Voice conversion (VC) consists of digitally altering the voice of an individual to manipulate part of its content, primarily its identity, while maintaining the rest unchanged. Research in neural VC has accomplished considerable breakthroughs with the capacity to falsify a voice identity using a small amount of data with a highly realistic rendering. This paper goes beyond voice identity manipulation and presents an original neural architecture that allows the manipulation of voice attributes (e.g., gender and age). The proposed architecture is inspired by the fader network, transferring the same ideas to voice manipulation. The information conveyed by the speech signal is disentangled into interpretative voice attributes by means of minimizing adversarial loss to make the encoded information mutually independent while preserving the capacity to generate a speech signal from the disentangled codes. During inference for voice conversion, the disentangled voice attributes can be manipulated and the speech signal can be generated accordingly. For experimental evaluation, the proposed method is applied to the task of voice gender conversion using the freely available VCTK dataset. Quantitative measurements of mutual information between the variables of speaker identity and speaker gender show that the proposed architecture can learn gender-independent representation of speakers. Additional measurements of speaker recognition indicate that speaker identity can be recognized accurately from the gender-independent representation. Finally, a subjective experiment conducted on the task of voice gender manipulation shows that the proposed architecture can convert voice gender with very high efficiency and good naturalness.

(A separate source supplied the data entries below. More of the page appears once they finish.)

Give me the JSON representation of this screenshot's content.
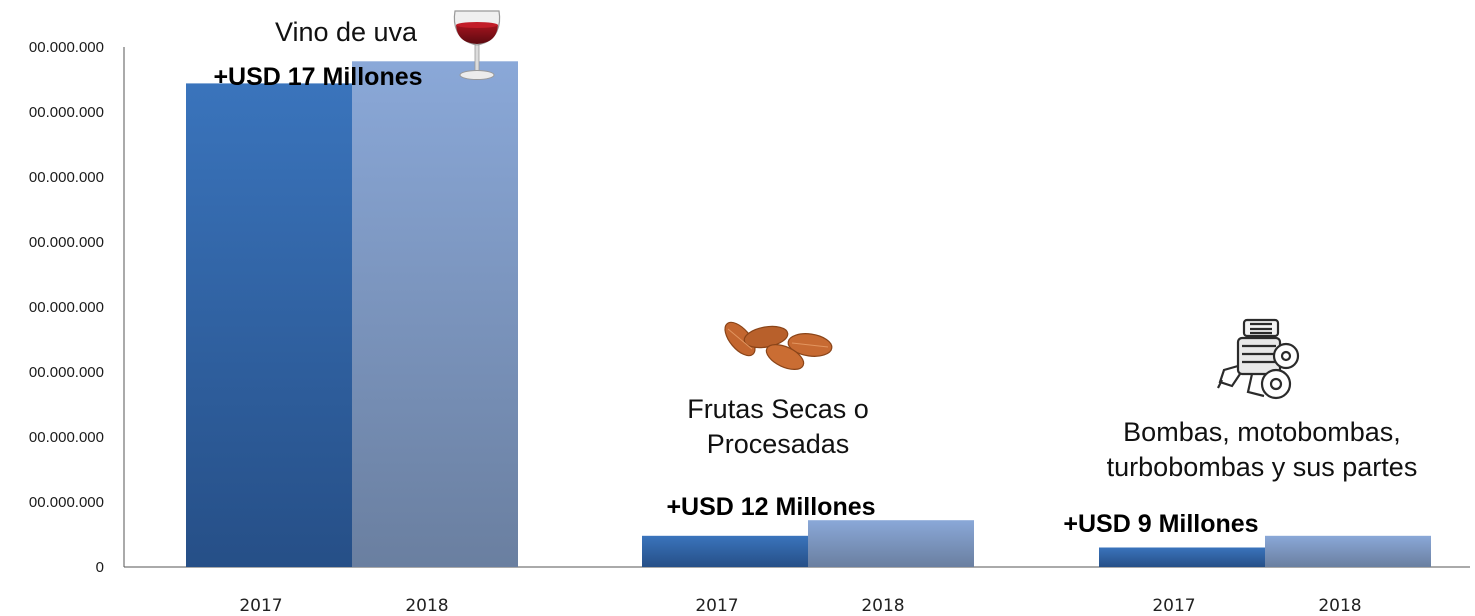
{
  "chart_data": {
    "type": "bar",
    "categories": [
      "Vino de uva",
      "Frutas Secas o Procesadas",
      "Bombas, motobombas, turbobombas y sus partes"
    ],
    "category_label_lines": [
      [
        "Vino de uva"
      ],
      [
        "Frutas Secas o",
        "Procesadas"
      ],
      [
        "Bombas, motobombas,",
        "turbobombas y sus partes"
      ]
    ],
    "series": [
      {
        "name": "2017",
        "values": [
          372,
          24,
          15
        ]
      },
      {
        "name": "2018",
        "values": [
          389,
          36,
          24
        ]
      }
    ],
    "x_tick_labels": [
      [
        "2017",
        "2018"
      ],
      [
        "2017",
        "2018"
      ],
      [
        "2017",
        "2018"
      ]
    ],
    "y_tick_labels": [
      "0",
      "00.000.000",
      "00.000.000",
      "00.000.000",
      "00.000.000",
      "00.000.000",
      "00.000.000",
      "00.000.000",
      "00.000.000"
    ],
    "ylim": [
      0,
      400
    ],
    "y_tick_step": 50,
    "annotations": [
      "+USD 17 Millones",
      "+USD 12 Millones",
      "+USD 9 Millones"
    ],
    "icons": [
      "wine-glass-icon",
      "almonds-icon",
      "engine-icon"
    ],
    "grid": false,
    "colors": {
      "series_2017_top": "#3a74bc",
      "series_2017_bottom": "#264f87",
      "series_2018_top": "#8aa8d8",
      "series_2018_bottom": "#6a7fa0",
      "axis": "#555555"
    }
  }
}
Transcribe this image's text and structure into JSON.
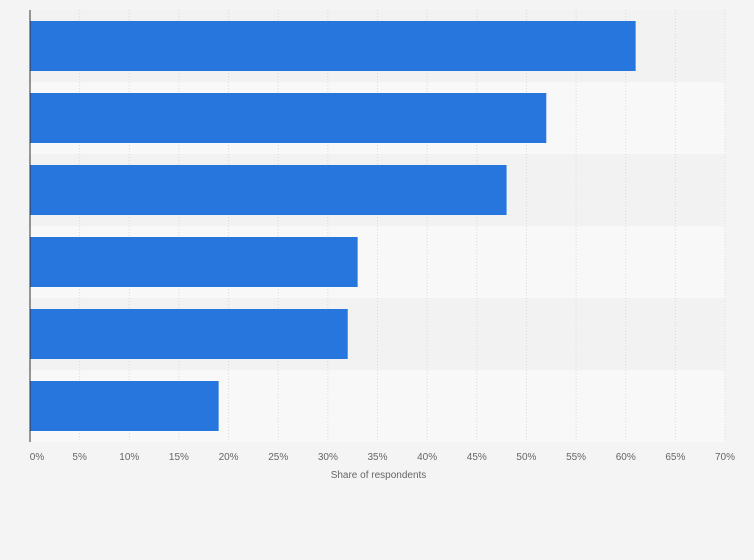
{
  "chart_data": {
    "type": "bar",
    "orientation": "horizontal",
    "categories": [
      "",
      "",
      "",
      "",
      "",
      ""
    ],
    "values": [
      61,
      52,
      48,
      33,
      32,
      19
    ],
    "xlabel": "Share of respondents",
    "ylabel": "",
    "xlim": [
      0,
      70
    ],
    "x_ticks": [
      "0%",
      "5%",
      "10%",
      "15%",
      "20%",
      "25%",
      "30%",
      "35%",
      "40%",
      "45%",
      "50%",
      "55%",
      "60%",
      "65%",
      "70%"
    ],
    "grid": true,
    "colors": {
      "bar": "#2676dd",
      "band_dark": "#f2f2f2",
      "band_light": "#f8f8f8",
      "grid": "#d9d9d9",
      "axis": "#333333"
    }
  }
}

语音转换(VC)包括对个人语音进行数字修改,以操控其部分内容,主要是其身份,同时保持其余部分不变。神经语音转换研究已经取得了相当大的突破,能够使用少量数据以高度逼真的效果伪造语音身份。本文超越了语音身份操纵,提出了一种原创的神经架构,该架构允许对语音属性(如性别和年龄)进行操纵。所提出的架构受到渐变网络的启发,将相同的理念应用于语音操纵。通过最小化对抗损失,将语音信号所传达的信息解缠为可解释的语音属性,以使编码信息相互独立,同时保留从解缠后的代码生成语音信号的能力。在语音转换推理过程中,可以操纵解缠后的语音属性,并相应地生成语音信号。为了进行实验评估,将所提出的方法应用于使用免费可得的VCTK数据集进行语音性别转换的任务。对说话者身份和说话者性别的变量之间的互信息进行定量测量表明,所提出的架构可以学习到与性别无关的说话者表示。说话者识别的其他测量结果表明,可以从与性别无关的表示中准确识别说话者身份。最后,针对语音性别操纵任务进行的主观实验表明,所提出的架构能够以非常高的效率和良好的自然度转换语音性别。